I would likely be getting the comm itself to be paid, but the people I'd want posting it, generally, aren't technical people, aren't web people. I'll be teaching them all how to use Twitter over the next few months, and the ideal would be that they just login with Twitter here to post as well.

Some of those people may enjoy DW so much they become normal DW users, and want actual accounts. Most won't.

In addition, the target audience for this blog will be a lot of 'normal' people, it'll be outward facing. Some of them may also come in, join DW, like the place for what it is, etc.

I actually have two, different, distinct blogs in mind, both locally themed, several of the people for one of them are local elected officials, one of whom is learning to use email in order to do the job of Cllr well (he got elected this month).

Allowing it as an option for comms doesn't really affect your usage elsewhere.

I'm ambivalent about keeping codes, and given there're going to be regular holidays now anyway, and anyone can pay for an account, I don't think it matters. Most of my comments (and [personal profile] miss_s_b's comments) come from off site users. I'd like to get some of them more involved.

As some of them will slowly get more used to using the site, I'd like to get them involved. Many, most, of these people are my friends. Some are colleagues, contacts, clients. Many will pay.

I think it's a grand idea. But I can't even really think about using DW as a platform without better identity account interaction.

Re: Other

Date: 2011-05-16 11:15 pm (UTC)
ext_3679: (Default)
From: [identity profile] fiddlingfrog.livejournal.com
I suppose I'm not quite expressing myself correctly on this. From my perspective, as a very casual commenter on DW, I would love better identity account integration but it feels like a majority of users would view this as a violation of trust. Now granted, my perspective mostly comes from posts and threads that charmian and azurelunatic point to and from the endless waves of "Come to DW, we don't have Facebook or Twitter" over on LJ news rants, so it might be a bit skewed. And yes, it does assume that there's a standard model of use for DW, but again, my limited experience is that it's the majority model. I'd be glad to be proven wrong, however.

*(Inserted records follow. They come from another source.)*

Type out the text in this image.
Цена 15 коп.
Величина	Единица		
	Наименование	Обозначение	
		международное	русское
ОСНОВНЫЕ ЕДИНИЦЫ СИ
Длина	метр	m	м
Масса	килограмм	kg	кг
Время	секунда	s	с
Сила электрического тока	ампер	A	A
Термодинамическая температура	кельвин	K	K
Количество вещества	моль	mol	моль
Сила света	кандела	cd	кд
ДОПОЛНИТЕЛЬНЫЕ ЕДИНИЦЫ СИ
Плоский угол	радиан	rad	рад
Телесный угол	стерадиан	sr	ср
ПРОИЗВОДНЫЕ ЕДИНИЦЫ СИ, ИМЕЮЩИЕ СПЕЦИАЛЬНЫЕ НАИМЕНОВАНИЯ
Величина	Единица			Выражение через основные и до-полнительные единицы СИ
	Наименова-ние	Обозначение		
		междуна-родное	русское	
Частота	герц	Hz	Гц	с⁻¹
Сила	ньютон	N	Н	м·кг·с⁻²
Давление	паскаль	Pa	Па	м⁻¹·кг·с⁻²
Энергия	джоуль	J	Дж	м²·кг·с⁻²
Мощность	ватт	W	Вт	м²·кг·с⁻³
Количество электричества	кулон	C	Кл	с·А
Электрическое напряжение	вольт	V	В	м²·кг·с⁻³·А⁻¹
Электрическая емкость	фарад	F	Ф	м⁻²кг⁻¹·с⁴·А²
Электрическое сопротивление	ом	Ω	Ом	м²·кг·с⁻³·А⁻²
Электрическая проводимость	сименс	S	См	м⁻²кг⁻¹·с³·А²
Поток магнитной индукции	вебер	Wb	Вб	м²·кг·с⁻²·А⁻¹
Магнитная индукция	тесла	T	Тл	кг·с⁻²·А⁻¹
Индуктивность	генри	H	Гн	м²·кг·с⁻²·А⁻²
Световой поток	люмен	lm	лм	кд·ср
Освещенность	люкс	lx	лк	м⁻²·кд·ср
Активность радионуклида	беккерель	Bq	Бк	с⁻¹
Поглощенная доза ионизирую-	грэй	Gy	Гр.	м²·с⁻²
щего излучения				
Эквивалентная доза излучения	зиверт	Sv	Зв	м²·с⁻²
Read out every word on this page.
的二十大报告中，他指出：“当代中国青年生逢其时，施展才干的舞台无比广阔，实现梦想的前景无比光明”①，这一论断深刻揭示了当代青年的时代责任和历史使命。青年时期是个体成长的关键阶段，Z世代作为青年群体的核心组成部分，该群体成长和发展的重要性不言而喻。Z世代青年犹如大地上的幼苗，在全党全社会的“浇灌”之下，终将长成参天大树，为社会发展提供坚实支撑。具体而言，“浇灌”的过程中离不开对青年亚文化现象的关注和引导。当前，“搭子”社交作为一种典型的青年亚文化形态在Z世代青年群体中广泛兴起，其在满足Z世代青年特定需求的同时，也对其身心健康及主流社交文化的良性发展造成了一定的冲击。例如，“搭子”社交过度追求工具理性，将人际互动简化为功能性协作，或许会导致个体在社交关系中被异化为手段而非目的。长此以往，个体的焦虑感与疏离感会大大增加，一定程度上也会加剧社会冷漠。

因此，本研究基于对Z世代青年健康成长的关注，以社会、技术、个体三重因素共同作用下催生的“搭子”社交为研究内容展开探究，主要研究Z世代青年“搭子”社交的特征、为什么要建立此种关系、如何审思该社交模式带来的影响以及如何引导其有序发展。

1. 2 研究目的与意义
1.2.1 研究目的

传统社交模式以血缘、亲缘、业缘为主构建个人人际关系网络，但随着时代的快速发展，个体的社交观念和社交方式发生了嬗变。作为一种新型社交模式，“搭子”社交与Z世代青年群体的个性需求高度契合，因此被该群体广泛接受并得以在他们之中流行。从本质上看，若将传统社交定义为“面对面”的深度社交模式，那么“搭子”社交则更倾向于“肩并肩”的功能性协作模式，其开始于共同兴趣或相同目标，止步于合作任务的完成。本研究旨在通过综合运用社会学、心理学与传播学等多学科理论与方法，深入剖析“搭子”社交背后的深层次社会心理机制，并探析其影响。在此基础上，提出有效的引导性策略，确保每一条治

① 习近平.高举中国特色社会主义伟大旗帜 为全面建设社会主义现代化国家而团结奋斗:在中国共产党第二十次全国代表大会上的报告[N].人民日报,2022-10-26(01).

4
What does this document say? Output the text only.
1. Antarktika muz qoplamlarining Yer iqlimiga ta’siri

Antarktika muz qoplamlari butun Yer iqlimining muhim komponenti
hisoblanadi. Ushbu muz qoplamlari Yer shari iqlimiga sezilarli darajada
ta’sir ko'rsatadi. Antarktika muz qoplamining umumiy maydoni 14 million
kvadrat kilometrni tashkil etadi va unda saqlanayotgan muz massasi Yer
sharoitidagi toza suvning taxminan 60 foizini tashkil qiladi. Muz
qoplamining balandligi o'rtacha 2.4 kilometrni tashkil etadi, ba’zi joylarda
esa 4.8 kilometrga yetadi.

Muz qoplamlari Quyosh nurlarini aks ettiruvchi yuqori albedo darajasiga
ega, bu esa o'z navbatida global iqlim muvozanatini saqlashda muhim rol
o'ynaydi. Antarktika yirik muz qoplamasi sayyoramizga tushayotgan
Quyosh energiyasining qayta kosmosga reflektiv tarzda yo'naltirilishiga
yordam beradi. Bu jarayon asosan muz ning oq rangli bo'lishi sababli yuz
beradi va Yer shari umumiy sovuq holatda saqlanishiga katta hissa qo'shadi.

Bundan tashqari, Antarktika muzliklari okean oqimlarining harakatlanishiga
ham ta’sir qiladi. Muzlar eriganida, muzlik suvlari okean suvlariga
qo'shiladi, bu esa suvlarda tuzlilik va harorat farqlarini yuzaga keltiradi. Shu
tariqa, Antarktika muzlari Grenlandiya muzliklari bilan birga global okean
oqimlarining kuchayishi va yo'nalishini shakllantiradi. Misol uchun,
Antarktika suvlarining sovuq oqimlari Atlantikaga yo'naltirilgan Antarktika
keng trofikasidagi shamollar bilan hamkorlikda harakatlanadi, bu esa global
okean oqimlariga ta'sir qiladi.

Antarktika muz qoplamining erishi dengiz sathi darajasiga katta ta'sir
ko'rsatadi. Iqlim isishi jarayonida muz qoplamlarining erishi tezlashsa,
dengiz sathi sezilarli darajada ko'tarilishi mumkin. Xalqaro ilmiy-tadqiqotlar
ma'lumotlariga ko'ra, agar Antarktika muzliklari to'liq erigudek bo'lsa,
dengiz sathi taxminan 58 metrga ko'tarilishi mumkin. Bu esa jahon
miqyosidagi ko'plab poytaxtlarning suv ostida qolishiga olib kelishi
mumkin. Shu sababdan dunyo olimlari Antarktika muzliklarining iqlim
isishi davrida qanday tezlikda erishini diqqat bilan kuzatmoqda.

What you want to do with your group blog is exactly why I made the suggestion (http://suggestions.livejournal.com/928644.html) a couple of years ago for OpenID accounts to be able to join and post to communities - I want an open, simple, outward-facing blog that can be used to disseminate information and open discussion among a small group of people. I'm finally having the meeting week after next to get it set up, get the program chairman online at LJ, and hopefully invite the current crop of students to join the community.

Re: Other

Date: 2011-05-16 11:35 pm (UTC)
matgb: Artwork of 19th century upper class anarchist, text: MatGB (Default)
From: [personal profile] matgb
Fair enough then--I think most of the fuss over FB/Twitter was the godawful way LJ implemented with no warning and with massive security breach potential.

I haven't seen, after that, much actual fuss, and regularly see Twitter and Facebook accounts commenting in various places, I view that as a dfinite Good Thing.

And frankly the people trying to recruit to DW based on why they got fed up with LJ aren't doing the site any favours at all. I like DW for what it is and what it's trying to be, interoperability is king.